One in every 20 people who contract COVID-19 have long-term smell or taste problems due to the virus, new research suggests.
Driving the news: About 5% of people worldwide report smell and taste dysfunction six months after COVID, according to a study published Wednesday in The BMJ, the British Medical Association's peer-reviewed medical journal.
Why it matters: "Given that an estimated 550 million cases of covid-19 have been reported worldwide as of July 2022, large numbers of patients will be seeking care for these disabling morbidities," per an editorial, led by Paolo Boscolo-Rizzo from Italy's University of Trieste, accompanying the study.
- "Health systems should therefore be ready to provide support to these patients who often report feeling isolated when their symptoms are overlooked by clinicians," the researchers note.
- "Loss of smell and taste adversely affects quality of life by depriving those affected of several everyday pleasures and social bonds. People can also experience anorexia, food aversions, malnutrition, anxiety, and depression."
What they did: For the study, researchers analyzed data from 18 studies that involved 3,699 patients.

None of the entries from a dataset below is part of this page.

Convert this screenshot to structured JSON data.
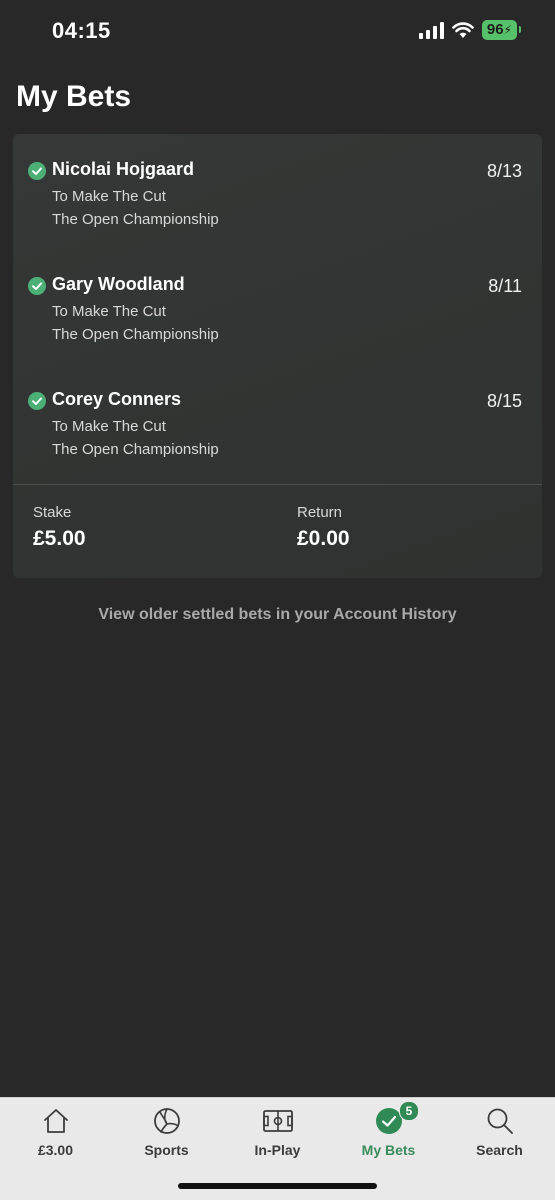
{
  "status_bar": {
    "time": "04:15",
    "battery": "96"
  },
  "page": {
    "title": "My Bets"
  },
  "bet": {
    "selections": [
      {
        "name": "Nicolai Hojgaard",
        "odds": "8/13",
        "market": "To Make The Cut",
        "event": "The Open Championship"
      },
      {
        "name": "Gary Woodland",
        "odds": "8/11",
        "market": "To Make The Cut",
        "event": "The Open Championship"
      },
      {
        "name": "Corey Conners",
        "odds": "8/15",
        "market": "To Make The Cut",
        "event": "The Open Championship"
      }
    ],
    "stake_label": "Stake",
    "stake_value": "£5.00",
    "return_label": "Return",
    "return_value": "£0.00"
  },
  "history_link": "View older settled bets in your Account History",
  "tab_bar": {
    "tabs": [
      {
        "label": "£3.00",
        "icon": "home-icon"
      },
      {
        "label": "Sports",
        "icon": "football-icon"
      },
      {
        "label": "In-Play",
        "icon": "pitch-icon"
      },
      {
        "label": "My Bets",
        "icon": "check-circle-icon",
        "badge": "5"
      },
      {
        "label": "Search",
        "icon": "search-icon"
      }
    ]
  },
  "colors": {
    "background": "#282828",
    "card": "#343735",
    "accent_green": "#3a8c5c",
    "check_green": "#4caf76",
    "battery_green": "#57c06a",
    "tab_bar": "#e9e9e9"
  }
}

- They used modeling to estimate how many people's taste or smell altered, a condition known as olfactory dysfunction, at least six months after their coronavirus infection.
By the numbers: Researchers found that an estimated 5.6% of people who contracted COVID had smell dysfunction for at least six months, while 4.4% had an altered taste.

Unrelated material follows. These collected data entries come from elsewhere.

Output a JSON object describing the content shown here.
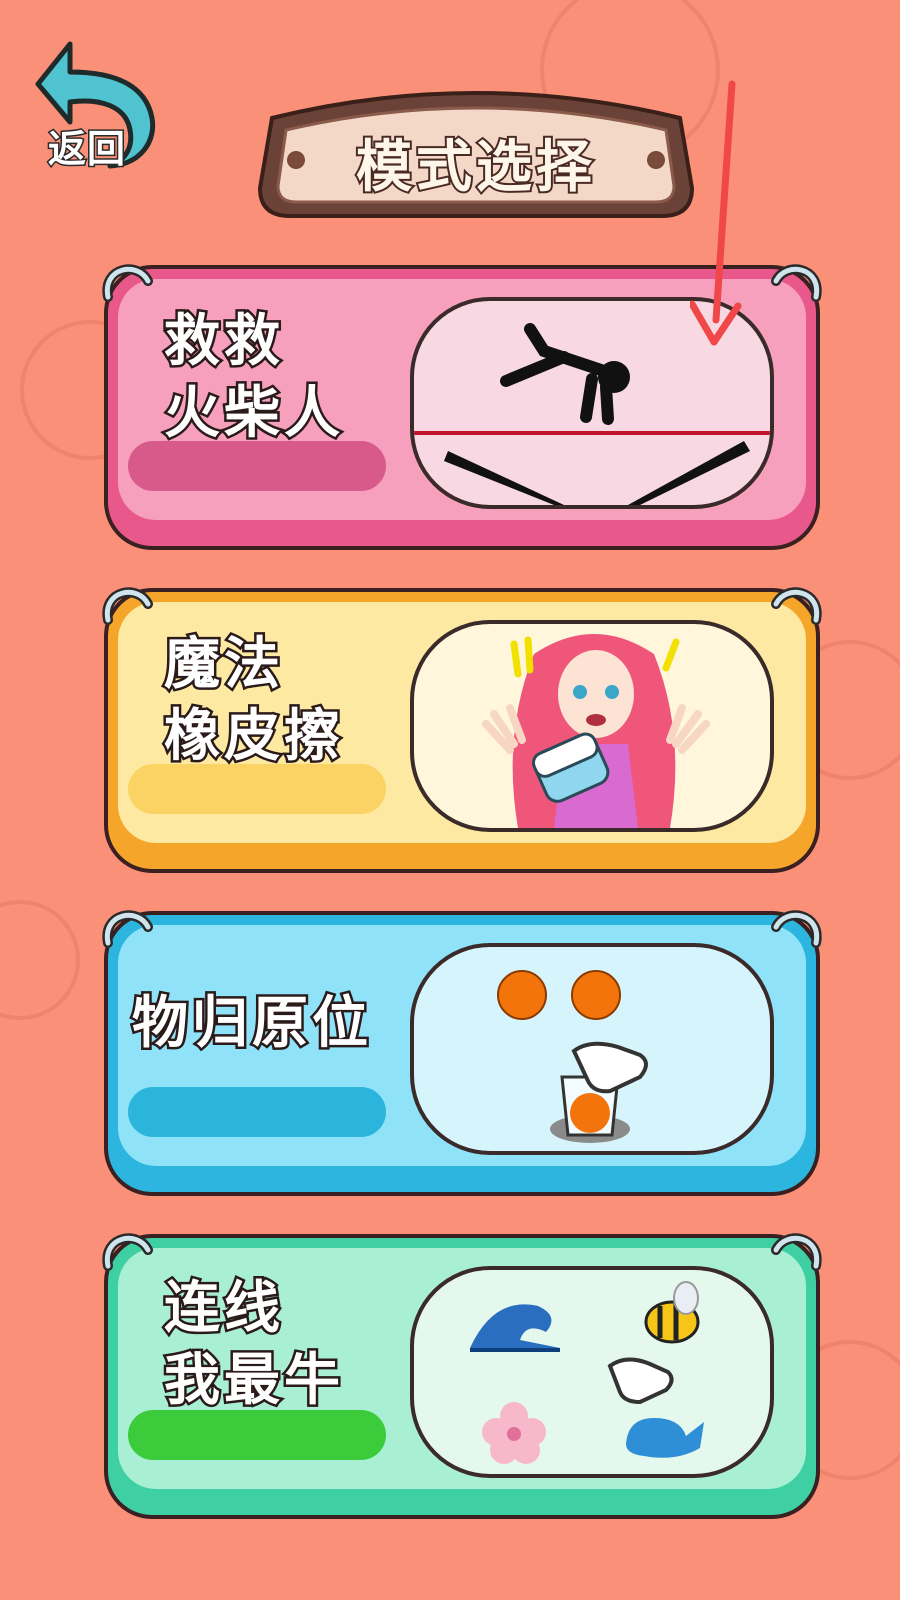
{
  "header": {
    "back_label": "返回",
    "title": "模式选择"
  },
  "modes": [
    {
      "label_line1": "救救",
      "label_line2": "火柴人",
      "icon": "falling-stickman-spikes-icon"
    },
    {
      "label_line1": "魔法",
      "label_line2": "橡皮擦",
      "icon": "girl-with-eraser-icon"
    },
    {
      "label_line1": "物归原位",
      "icon": "oranges-cup-hand-icon"
    },
    {
      "label_line1": "连线",
      "label_line2": "我最牛",
      "icon": "wave-bee-flower-whale-icon"
    }
  ],
  "colors": {
    "background": "#fa9078",
    "card1": "#e9588a",
    "card2": "#f5a52a",
    "card3": "#2cb6df",
    "card4": "#3ed0a3",
    "annotation_arrow": "#f04848"
  }
}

What else they found: "[W]omen are especially affected by persistent smell dysfunction, along with patients with greater initial severity of smell loss and those with nasal congestion," according to the study.
- "One patient we spoke to mentioned that she has yet to recover her sense of smell, even though it has been over 27 months since the initial infection."

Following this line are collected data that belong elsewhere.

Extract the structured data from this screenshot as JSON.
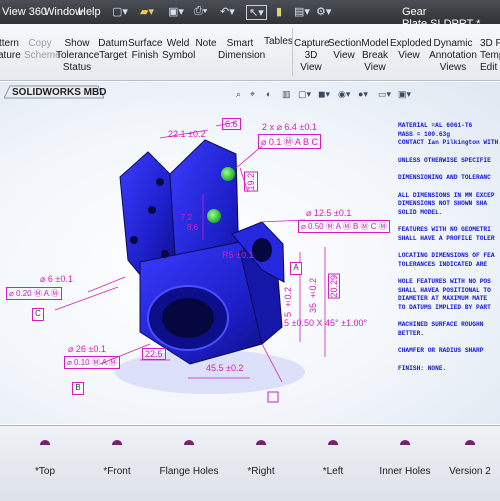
{
  "menubar": {
    "items": [
      "View 360",
      "Window",
      "Help"
    ],
    "document_title": "Gear Plate.SLDPRT *"
  },
  "ribbon": {
    "buttons": [
      {
        "label": "ttern\nature",
        "enabled": true
      },
      {
        "label": "Copy\nScheme",
        "enabled": false
      },
      {
        "label": "Show\nTolerance\nStatus",
        "enabled": true
      },
      {
        "label": "Datum\nTarget",
        "enabled": true
      },
      {
        "label": "Surface\nFinish",
        "enabled": true
      },
      {
        "label": "Weld\nSymbol",
        "enabled": true
      },
      {
        "label": "Note",
        "enabled": true
      },
      {
        "label": "Smart\nDimension",
        "enabled": true
      },
      {
        "label": "Capture\n3D\nView",
        "enabled": true
      },
      {
        "label": "Section\nView",
        "enabled": true
      },
      {
        "label": "Model\nBreak\nView",
        "enabled": true
      },
      {
        "label": "Exploded\nView",
        "enabled": true
      },
      {
        "label": "Dynamic\nAnnotation\nViews",
        "enabled": true
      },
      {
        "label": "3D F\nTemp\nEdit",
        "enabled": true
      }
    ],
    "tables_label": "Tables"
  },
  "viewport": {
    "tab_label": "SOLIDWORKS MBD",
    "dimensions": {
      "d1": "22.1 ±0.2",
      "d2": "6.6",
      "d3": "2 x ⌀ 6.4 ±0.1",
      "d4": "⌀ 0.1 Ⓜ A B C",
      "d5": "19.2",
      "d6": "⌀ 12.5 ±0.1",
      "d7": "⌀ 0.50 Ⓜ A Ⓜ B Ⓜ C Ⓜ",
      "d8": "⌀ 6 ±0.1",
      "d9": "⌀ 0.20 Ⓜ A Ⓜ",
      "d10": "⌀ 26 ±0.1",
      "d11": "⌀ 0.10 Ⓜ A Ⓜ",
      "d12": "R5 ±0.1",
      "d13": "5 ±0.2",
      "d14": "35 ±0.2",
      "d15": "20.29",
      "d16": "22.5",
      "d17": "45.5 ±0.2",
      "d18": "5 ±0.50  X 45° ±1.00°",
      "d19": "7.2",
      "d20": "8.6"
    },
    "datums": [
      "A",
      "B",
      "C"
    ],
    "notes": [
      "MATERIAL =AL 6061-T6",
      "MASS = 100.63g",
      "CONTACT  Ian Pilkington WITH A",
      "",
      "UNLESS OTHERWISE SPECIFIE",
      "",
      "DIMENSIONING AND TOLERANC",
      "",
      "ALL DIMENSIONS IN MM EXCEP",
      "DIMENSIONS NOT SHOWN SHA",
      "SOLID MODEL.",
      "",
      "FEATURES WITH NO GEOMETRI",
      "SHALL HAVE A PROFILE TOLER",
      "",
      "LOCATING DIMENSIONS OF FEA",
      "TOLERANCES INDICATED ARE",
      "",
      "HOLE FEATURES WITH NO POS",
      "SHALL HAVEA POSITIONAL TO",
      "DIAMETER AT MAXIMUM MATE",
      "TO DATUMS IMPLIED BY PART",
      "",
      "MACHINED SURFACE ROUGHN",
      "BETTER.",
      "",
      "CHAMFER OR RADIUS SHARP",
      "",
      "FINISH:  NONE."
    ],
    "colors": {
      "part": "#1d1fc8",
      "annotation": "#d21fbd",
      "notes": "#1218d6",
      "hole_highlight": "#2fd33a"
    }
  },
  "views": [
    {
      "label": "*Top",
      "icon": "top-view-icon"
    },
    {
      "label": "*Front",
      "icon": "front-view-icon"
    },
    {
      "label": "Flange Holes",
      "icon": "flange-holes-view-icon"
    },
    {
      "label": "*Right",
      "icon": "right-view-icon"
    },
    {
      "label": "*Left",
      "icon": "left-view-icon"
    },
    {
      "label": "Inner Holes",
      "icon": "inner-holes-view-icon"
    },
    {
      "label": "Version 2",
      "icon": "version-2-view-icon"
    }
  ]
}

Meanwhile, for "the overwhelming majority, parosmia transforms a pleasant odour into an unpleasant one, and daily activities such as smelling coffee and sensing the flavour of food can become disgusting and emotionally distressing," per the researchers.
Worth noting: The researchers stress there are limitations to their study as the quality of research analyzed varied and it relied on self-reporting.
- This "may overestimate recovery, suggesting that the true burden of olfactory dysfunction is even greater," they write.
The bottom line: "Having these now millions more people worldwide with decreased ability to smell — that may simply be a new public health crisis," Zara Patel, a rhinologist at Stanford University who was not involved in The BMJ research, told NBC News.